Monday, September 27, 2004

I know, I know... 

I haven't been updating my blog, or even keeping up with the project I started on it...However, I think only one other person besides me even reads this thing. But just incase someone gets here through the random blog button...you should really go check out 'Baghdad Burning' on my blog list. She is a blogger living in Iraq and tells it like it is for the people there. She doesn't get a chance to update often...something about not having alot of electricity in a war torn country...anyway, its a great blog...you should check it out.


Monday, September 13, 2004

Chapter 1 page 4 

"I came home from the war with the curious feeling that I had grown older then my father, who was then 51. It was as if a lifetime of experience had been compressed into a year and a half. A man saw the heights and depths of human behavior in Vietnam, all manner of violence and horrors so grotesque that they evoked more facination then disgust. Once I had seen pigs eating napalm-charred corpses--a memorable sight, pigs eating roast people."

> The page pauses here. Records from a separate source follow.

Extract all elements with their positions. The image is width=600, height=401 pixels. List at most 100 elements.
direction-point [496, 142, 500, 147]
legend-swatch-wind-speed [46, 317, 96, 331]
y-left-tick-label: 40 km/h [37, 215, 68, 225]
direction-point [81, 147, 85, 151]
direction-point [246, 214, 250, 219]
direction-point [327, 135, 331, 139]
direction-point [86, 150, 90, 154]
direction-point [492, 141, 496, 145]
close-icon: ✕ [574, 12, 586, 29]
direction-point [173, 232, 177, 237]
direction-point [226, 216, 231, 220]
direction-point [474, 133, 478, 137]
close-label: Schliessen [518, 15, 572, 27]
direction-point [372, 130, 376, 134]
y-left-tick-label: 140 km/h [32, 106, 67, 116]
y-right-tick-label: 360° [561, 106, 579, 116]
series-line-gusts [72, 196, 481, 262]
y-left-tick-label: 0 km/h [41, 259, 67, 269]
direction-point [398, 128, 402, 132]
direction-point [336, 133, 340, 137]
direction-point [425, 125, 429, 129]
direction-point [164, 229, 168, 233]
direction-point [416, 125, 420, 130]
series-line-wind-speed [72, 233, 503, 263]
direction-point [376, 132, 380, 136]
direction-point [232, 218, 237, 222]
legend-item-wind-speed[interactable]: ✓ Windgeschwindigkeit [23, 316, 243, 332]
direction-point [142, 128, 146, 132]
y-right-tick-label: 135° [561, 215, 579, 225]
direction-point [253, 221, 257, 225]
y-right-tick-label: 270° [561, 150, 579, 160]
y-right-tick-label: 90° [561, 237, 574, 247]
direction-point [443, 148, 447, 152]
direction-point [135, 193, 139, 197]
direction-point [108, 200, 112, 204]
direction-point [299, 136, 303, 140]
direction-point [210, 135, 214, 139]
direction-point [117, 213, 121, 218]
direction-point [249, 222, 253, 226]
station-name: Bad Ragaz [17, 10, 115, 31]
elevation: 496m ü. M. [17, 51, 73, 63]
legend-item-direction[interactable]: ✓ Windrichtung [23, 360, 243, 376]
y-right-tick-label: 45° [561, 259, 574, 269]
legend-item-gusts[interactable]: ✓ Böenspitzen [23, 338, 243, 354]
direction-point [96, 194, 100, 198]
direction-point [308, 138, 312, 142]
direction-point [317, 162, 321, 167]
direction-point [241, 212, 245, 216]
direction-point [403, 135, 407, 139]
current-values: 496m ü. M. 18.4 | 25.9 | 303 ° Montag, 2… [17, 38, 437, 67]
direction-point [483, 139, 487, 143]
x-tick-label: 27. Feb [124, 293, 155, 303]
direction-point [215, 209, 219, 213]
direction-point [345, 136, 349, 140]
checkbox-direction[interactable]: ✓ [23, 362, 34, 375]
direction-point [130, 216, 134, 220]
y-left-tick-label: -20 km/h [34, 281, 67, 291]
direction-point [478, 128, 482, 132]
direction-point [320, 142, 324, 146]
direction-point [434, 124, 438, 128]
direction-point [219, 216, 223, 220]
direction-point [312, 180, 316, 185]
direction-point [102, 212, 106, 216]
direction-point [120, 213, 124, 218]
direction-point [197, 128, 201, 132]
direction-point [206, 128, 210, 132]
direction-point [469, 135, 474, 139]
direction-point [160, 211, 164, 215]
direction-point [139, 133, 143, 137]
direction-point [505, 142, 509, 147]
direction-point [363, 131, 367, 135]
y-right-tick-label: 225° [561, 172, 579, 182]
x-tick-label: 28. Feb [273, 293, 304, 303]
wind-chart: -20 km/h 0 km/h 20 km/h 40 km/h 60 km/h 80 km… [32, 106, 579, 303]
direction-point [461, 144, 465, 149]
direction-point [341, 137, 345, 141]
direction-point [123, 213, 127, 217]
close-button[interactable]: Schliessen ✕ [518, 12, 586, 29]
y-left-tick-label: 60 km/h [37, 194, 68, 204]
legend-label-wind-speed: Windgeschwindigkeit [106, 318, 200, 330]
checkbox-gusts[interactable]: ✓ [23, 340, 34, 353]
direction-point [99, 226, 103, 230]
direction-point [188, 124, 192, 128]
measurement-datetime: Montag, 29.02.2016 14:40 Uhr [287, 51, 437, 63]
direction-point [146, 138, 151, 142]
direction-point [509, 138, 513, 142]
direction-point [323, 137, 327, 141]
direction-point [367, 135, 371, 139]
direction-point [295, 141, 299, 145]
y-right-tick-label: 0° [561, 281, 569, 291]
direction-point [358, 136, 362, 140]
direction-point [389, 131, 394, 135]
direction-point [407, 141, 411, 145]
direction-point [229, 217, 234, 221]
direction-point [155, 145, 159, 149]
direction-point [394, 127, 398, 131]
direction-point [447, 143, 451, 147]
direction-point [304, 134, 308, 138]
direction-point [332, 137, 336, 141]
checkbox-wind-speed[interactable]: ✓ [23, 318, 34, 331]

"I had survived enough ambushes and doubted my capacity to endure many more physical or emotional shocks. I had all the symptoms of 'combat veteranitis': an inability to concentrate, a child-like fear of darkness, a tendancy to tire easily, chronic nightmares, an intolerance of load noises-especially doors slamming and cars backfiring-and alternating moods of depression and rage that came over me for no apparent reason. Recovery has been less then total."


Sunday, September 12, 2004

Prologue...pages xx-xxi 

"The air-conditioned headquarters of Saigon and Danang seemed thousands of miles away. As for the United States, we did not call it 'the World' for nothing; it might as well have been on another planet. There was nothing familiar out where we were, no churches, no police, no laws, no newspapers, or any of the restraining influences without which the earth's population of virtuous people would be reduced by ninety-five percent. It was the dawn of creation in the Indochina bush, an ethical as well as geographical wilderness. Out there, lacking restraints, sanctioned to kill, confronted by a hostile country and a relentless enemy, we sank into a brutish state. The descent could be checked only by the net of a man's inner moral values, the attribute that is called character. There were a few-and I suspect Lieutenant Calley was one-who had no net and plunged all the way down, discovering in their bottommost depths a capacity for malice they probably never suspected was there."

"Most American soldiers in Vietnam-at least the ones I knew- could not be divided into good men and bad. Each possessed roughly equel measures of both qualities. I saw men who behaved with great compassion toward the Vietnamese one day and then burned down a village the next. They were, as Kipling wrote of his Tommy Atkins, neither saints 'nor blackguards too/But single men in barricks most remarkable like you.' That may be why Americans reacted with such horror to the disclosures of U.S. atrocities while ignoring those of the other side: the American soldier was a reflection of themselves."

"This book is not a work of the imagination. The events related are true, the characters real, though I have used fictitious names in some places. I have tried to describe accurately what the dominant event in the life of my generation, the Vietnam War, was like for the men who fought in it. Toward that end, I have made a great effort to resist the veteran's inclination to remember things the way he would like them to have been rather then the way they were."

"Finally, this book ought not to be regarded as a protest. Protest arises from a belief that one can change things or influence events. I am not egotistical enough to believe I can. Besides, it no longer seems necessary to registar an objection to the war, because the war is over. We lost it, and no amount of objecting will resurrect the men who died, without redeeming anything, on calvaries like Hamburger Hill and the Rockpile."

"It might, perhaps, prevent the next generation from becoming crucified in the next war.
But I don't think so." from 'A Rumor of War' by Philip Caputo


Saturday, September 11, 2004

New Project for my Blog..... 

I've been reading the book, "A Rumor of War" by Philip Caputo, about the Vietnam War. It is a very well-written, thought-provoking book. Each day or so, I would like to share a passage or so from the book. Here is the first installment....

"The discovery that the men we had scorned as peasant guerrillas were, in fact, a lethal, determined enemy and the casualty lists that lengthened each week with nothing to show for the blood being spilled broke our early confidence. By autumn, what had begun as an adventurous expedition had turned into an exhausting, indecisive war of attrition in which we fought for no cause other then our own survival."
"Writing about this kind of warfare is not a simple task. Repeatedly, I have found myself wishing that I had been a veteran of a conventional war, with dramatic campaigns and historic battles for subject matter instead of a monotonous succession of ambushes and fire-fights. But there were no Normandies or Gettysburgs for us, no epic clashes that decided the fates of armies or nations. The war was mostly a matter of enduring weeks of expectant waiting and, at random intervals, of conducting vicious manhunts through jungles and swamps where snipers harassed us constantly and booby traps cut us down one by one." Pages xiv-xv.